Aviation pioneer Captain G.R. Gopinath, founder of Air Deccan, criticised the government’s inaction, noting that on some routes, IndiGo’s economy fares surged to ₹1 lakh. He compared the situation to a hostage crisis, writing that the airline “held the system ransom” and forced regulators to defer new safety rules meant to protect pilots and passengers.

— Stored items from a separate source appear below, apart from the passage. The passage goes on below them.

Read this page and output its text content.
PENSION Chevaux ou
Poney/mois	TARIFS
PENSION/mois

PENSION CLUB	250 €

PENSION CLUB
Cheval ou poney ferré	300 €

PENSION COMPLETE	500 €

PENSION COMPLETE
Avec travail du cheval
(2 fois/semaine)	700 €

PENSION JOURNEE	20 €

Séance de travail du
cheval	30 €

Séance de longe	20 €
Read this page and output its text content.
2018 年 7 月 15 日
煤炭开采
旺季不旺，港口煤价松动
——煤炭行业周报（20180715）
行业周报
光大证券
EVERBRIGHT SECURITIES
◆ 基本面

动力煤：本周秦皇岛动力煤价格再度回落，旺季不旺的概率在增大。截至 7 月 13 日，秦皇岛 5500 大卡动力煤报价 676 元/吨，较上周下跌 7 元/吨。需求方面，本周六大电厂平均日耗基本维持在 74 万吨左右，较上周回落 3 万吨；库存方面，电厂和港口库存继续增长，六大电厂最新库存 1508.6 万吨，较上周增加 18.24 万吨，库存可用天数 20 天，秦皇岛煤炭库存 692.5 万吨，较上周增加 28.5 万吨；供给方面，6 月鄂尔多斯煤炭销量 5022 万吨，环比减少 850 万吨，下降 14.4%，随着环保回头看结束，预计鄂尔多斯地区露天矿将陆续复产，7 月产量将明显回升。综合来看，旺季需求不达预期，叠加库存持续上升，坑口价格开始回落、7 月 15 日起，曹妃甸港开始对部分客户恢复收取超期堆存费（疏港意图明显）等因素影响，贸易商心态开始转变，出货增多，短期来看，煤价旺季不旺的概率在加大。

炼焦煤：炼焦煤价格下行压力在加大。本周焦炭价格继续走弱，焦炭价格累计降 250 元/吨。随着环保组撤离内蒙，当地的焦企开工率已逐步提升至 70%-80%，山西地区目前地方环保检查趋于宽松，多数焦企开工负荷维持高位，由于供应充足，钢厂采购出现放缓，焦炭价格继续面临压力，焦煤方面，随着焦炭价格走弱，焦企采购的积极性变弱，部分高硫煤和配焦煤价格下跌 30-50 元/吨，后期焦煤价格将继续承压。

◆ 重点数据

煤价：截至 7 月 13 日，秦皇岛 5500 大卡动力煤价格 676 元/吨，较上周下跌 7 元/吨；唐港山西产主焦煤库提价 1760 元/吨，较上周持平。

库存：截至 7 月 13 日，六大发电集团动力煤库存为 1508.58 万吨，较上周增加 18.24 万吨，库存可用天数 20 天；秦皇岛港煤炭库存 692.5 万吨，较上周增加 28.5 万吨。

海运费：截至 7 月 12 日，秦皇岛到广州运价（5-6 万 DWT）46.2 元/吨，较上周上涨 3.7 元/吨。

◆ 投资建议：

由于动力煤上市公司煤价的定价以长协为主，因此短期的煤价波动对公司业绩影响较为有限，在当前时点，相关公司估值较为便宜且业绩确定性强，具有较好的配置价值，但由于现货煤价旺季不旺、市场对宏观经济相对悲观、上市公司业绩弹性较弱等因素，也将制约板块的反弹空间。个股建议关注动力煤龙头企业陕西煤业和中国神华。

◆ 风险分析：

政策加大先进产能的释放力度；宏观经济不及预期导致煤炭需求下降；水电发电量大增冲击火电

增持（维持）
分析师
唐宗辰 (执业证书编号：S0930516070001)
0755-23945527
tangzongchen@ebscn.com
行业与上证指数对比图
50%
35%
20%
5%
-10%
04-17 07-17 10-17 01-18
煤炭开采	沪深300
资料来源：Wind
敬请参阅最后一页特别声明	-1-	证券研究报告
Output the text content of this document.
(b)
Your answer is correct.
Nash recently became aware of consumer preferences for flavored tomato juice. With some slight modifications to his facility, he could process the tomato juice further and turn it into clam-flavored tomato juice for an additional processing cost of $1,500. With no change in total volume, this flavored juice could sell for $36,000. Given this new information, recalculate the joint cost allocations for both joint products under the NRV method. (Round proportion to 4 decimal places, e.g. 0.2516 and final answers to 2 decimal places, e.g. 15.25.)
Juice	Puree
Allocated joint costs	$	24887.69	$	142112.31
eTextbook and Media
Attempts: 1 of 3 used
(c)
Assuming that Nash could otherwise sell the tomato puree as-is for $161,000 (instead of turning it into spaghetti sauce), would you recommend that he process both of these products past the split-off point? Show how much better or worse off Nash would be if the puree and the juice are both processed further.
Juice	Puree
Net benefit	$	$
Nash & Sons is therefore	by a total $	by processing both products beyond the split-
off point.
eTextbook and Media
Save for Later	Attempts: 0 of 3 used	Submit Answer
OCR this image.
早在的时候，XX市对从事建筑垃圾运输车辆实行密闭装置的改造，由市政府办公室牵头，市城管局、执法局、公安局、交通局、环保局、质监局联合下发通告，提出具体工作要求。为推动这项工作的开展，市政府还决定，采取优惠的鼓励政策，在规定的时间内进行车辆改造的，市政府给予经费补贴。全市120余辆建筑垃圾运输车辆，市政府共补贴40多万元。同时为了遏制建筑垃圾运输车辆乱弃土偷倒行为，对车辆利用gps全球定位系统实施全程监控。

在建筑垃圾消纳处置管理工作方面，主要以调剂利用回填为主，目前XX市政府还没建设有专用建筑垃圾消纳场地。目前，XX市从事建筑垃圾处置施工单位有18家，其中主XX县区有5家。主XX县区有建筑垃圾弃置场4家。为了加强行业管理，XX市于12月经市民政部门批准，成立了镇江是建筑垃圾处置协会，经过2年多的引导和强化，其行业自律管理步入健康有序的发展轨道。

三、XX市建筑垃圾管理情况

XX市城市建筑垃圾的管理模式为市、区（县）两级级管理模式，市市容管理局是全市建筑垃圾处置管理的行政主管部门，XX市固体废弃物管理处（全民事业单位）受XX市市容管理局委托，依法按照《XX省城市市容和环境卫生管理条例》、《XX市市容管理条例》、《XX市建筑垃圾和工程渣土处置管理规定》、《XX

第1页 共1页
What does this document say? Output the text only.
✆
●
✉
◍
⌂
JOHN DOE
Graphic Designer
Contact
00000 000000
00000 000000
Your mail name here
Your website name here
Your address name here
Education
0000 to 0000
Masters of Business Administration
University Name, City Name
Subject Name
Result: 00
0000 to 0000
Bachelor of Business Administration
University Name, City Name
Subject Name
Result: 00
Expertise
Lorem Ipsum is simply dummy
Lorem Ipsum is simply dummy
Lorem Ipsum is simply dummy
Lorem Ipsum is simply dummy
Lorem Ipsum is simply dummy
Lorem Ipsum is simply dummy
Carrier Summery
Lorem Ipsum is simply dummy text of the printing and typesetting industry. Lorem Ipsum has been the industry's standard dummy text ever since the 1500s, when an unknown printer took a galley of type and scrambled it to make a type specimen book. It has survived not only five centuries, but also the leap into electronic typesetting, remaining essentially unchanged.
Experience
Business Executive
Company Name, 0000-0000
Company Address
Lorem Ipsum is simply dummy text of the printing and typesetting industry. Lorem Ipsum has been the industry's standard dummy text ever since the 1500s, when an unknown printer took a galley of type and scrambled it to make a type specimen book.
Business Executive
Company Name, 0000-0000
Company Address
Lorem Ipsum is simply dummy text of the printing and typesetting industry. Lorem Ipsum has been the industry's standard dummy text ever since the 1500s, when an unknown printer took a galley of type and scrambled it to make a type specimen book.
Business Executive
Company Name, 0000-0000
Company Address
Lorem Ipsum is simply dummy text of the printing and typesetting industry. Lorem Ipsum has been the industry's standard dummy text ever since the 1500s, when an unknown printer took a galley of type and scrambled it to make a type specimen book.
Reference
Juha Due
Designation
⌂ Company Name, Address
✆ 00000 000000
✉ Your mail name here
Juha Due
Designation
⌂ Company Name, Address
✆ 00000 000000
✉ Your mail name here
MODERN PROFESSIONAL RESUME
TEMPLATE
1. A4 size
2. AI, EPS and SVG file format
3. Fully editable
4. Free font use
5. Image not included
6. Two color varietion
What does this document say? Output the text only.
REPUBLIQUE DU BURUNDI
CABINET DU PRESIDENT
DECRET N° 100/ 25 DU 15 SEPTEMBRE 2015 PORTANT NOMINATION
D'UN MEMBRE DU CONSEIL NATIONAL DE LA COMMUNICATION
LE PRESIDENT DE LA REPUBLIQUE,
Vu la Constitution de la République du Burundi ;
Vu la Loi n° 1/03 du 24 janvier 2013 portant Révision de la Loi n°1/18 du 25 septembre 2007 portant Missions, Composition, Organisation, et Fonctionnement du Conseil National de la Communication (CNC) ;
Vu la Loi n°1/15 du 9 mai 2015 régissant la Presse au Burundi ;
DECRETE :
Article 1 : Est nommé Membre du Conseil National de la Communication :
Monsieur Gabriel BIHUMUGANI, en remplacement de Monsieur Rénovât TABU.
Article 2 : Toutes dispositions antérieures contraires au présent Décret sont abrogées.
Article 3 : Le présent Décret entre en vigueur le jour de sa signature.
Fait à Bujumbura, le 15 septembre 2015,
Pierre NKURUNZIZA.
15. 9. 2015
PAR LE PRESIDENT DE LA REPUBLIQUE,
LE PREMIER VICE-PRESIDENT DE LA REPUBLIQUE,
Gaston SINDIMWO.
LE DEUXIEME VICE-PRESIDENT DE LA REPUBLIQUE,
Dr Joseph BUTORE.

Government Intervention and Regulatory Weakness

The crisis erupted after IndiGo failed to comply with the Flight Duty Time Limitations (FDTL) — rules introduced by the DGCA in January 2024 requiring adequate rest for pilots. Despite having nearly two years to adapt, IndiGo blamed the rule for operational disruptions, citing a shortage of pilots.

Under mounting public pressure, the government stepped in, temporarily relaxing FDTL norms and capping airfare hikes. Officials claimed the move was to protect passengers, but analysts say it exposed the state’s vulnerability to corporate monopolies. “The government had no option but to yield,” said one aviation policy expert, pointing out that ignoring safety regulations for short-term relief could have long-term consequences.

The crisis also rekindled memories of the June 2025 Air India crash near London, which claimed over 240 lives. Experts warn that compromising pilot rest and safety standards to maintain flight schedules could risk another tragedy.

If Telecom Giants Fail: A National Paralysis

The article raises a troubling question — what if a similar crisis struck the telecom sector, where Jio and Airtel together control nearly 80% of subscribers and serve over 780 million users?

If both networks failed simultaneously, the repercussions would be catastrophic. Internet shutdowns would halt UPI transactions, online banking, OTP verifications, video calls, OTT streaming, and emergency communications. Critical services such as airports, hospitals, stock exchanges, and small businesses — many of which rely on WhatsApp and digital payments — would come to a standstill.

In essence, a telecom breakdown could paralyse India’s digital economy, exposing the nation’s dependence on a duopoly.

E-commerce Monopoly: Another Fragile Ecosystem

The same risk looms over the e-commerce sector, where Amazon and Flipkart dominate nearly 80% of the market. A disruption similar to IndiGo’s could cripple daily life — halting delivery of groceries, medicines, and essential goods, freezing refunds and customer support, and leaving small sellers without platforms to trade.

Local retailers, freed from competition, might exploit shortages by inflating prices. Such a scenario underscores the perils of market centralisation in sectors critical to everyday living.

A Wake-Up Call for Regulators

The IndiGo crisis, analysts say, is a warning shot for policymakers and regulators. A single company’s operational failure exposed systemic weaknesses in India’s infrastructure and consumer protection mechanisms.

As the aviation regulator DGCA investigates and IndiGo works to restore normalcy, the broader lesson remains clear: unchecked monopoly power in any essential service — whether air travel, telecom, or e-commerce — poses a direct threat to economic stability and citizen welfare.

Without stronger competition laws, redundancy frameworks, and regulatory oversight, India risks repeating this crisis across multiple sectors — each time with millions of citizens paying the price.